È importante capire davvero quali sono le esigenze dell’azienda. Si tratta di un fattore chiave, del tassello più importante del puzzle e del segreto dietro il successo di un CIO.

Appian: Pensando al futuro, quali sono le tue previsioni per il 2019 e per gli anni a venire? Quali sono le tendenze maggiori che terrai d’occhio?

Kiser: Personalmente penso all’analisi dei dati, dove ci porterà e come potremmo impiegarla per gestire le nostre aziende in futuro.

L’analisi dei dati non è una novità, ma è qualcosa che continua a evolversi insieme alle nuove tecnologie disponibili in questo momento. Questo è un aspetto che seguo da vicino con Carlyle e con tutte le aziende minori del nostro portfolio. Il nostro obiettivo è aiutarle a far leva sui dati per risolvere i problemi e aumentare il valore in tutta l’azienda.

Penso anche che il low-code, lo sviluppo di software, semplificherà ai reparti IT, operazioni e commerciale lo sviluppo più rapido di applicazioni e flussi di lavoro incentrati sul cliente.

Preparare i lavoratori al futuro

Appian: Questo ci porta di nuovo all’automazione intelligente.  Si parla molto dell’impatto che l’automazione intelligente avrà sulla forza lavoro tradizionale. Quali misure dovrebbero adottare le aziende per preparare i lavoratori ai lavori del futuro?

Kiser: Prima abbiamo accennato alle sfide della trasformazione digitale. Investire sulla nuova formazione della forza lavoro è una di queste: significa formare nuovamente il personale in termini di mentalità e utilizzo degli strumenti necessari per svolgere il loro lavoro.

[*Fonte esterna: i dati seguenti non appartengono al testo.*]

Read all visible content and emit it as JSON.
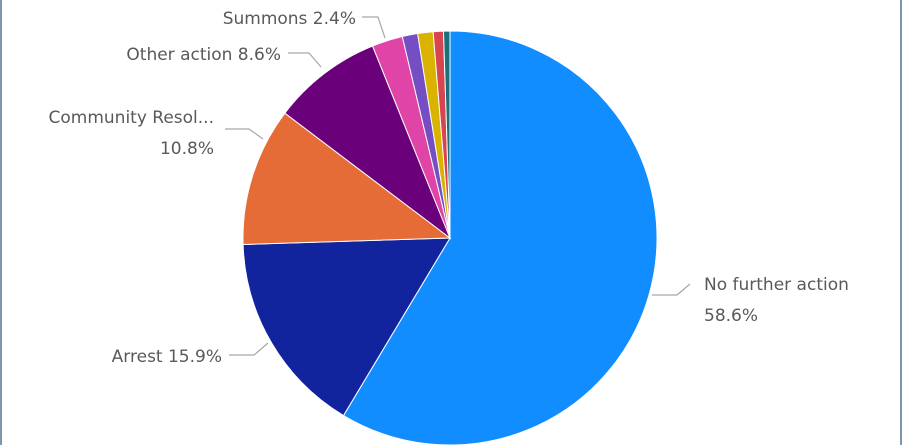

A livello accademico assistiamo ora a una carenza di studenti che conseguono una laurea in ingegneria e in scienze informatiche e parlando con i colleghi questo divario di competenze è spesso un argomento di discussione.

La tecnologia è un motore importante per molte organizzazioni, per questo, dal punto di vista della formazione, dobbiamo impegnarci di più per insegnare alle nuove generazioni di lavoratori le giuste competenze necessarie per gli impieghi del futuro. Nelle mie vesti di CIO, questo aspetto mi preoccupa. Credo che i segnali siano buoni, ma non sufficientemente rapidi. Non ci resta che vedere come evolverà la situazione.

L’apprendimento come missione di vita

Appian: Siamo quasi alla fine della nostra conversazione. È affascinante per me rendermi conto dell’evoluzione della tua carriera: nel tuo percorso sei passata dal settore aerospaziale ai servizi finanziari e ora sei CIO presso Carlyle. Ripensandoci, qual è il fattore che accomuna tutta la tua carriera?

Kiser: Nella mia vita ho sempre cercato situazioni formative per me, per questo mi sono concentrata sulla matematica e le scienze informatiche. La matematica è sinonimo di risoluzione di problemi, dove devi trovare la risposta finale, e sappiamo tutti che esistono diverse possibili soluzioni, alcune più difficili, altre più rapide. L’aspetto piacevole è riuscire a capire come arrivare alla soluzione nel modo più efficiente.

Ripensando alla mia carriera e agli inizi nel settore aerospaziale, è stato un percorso straordinario che mi ha portato a una posizione di leader, di CIO presso Carlyle.

Ma in fin dei conti tutto si riduce alla curiosità intellettuale, all’apprendimento e al trovare soluzioni che apportino un valore reale all’azienda.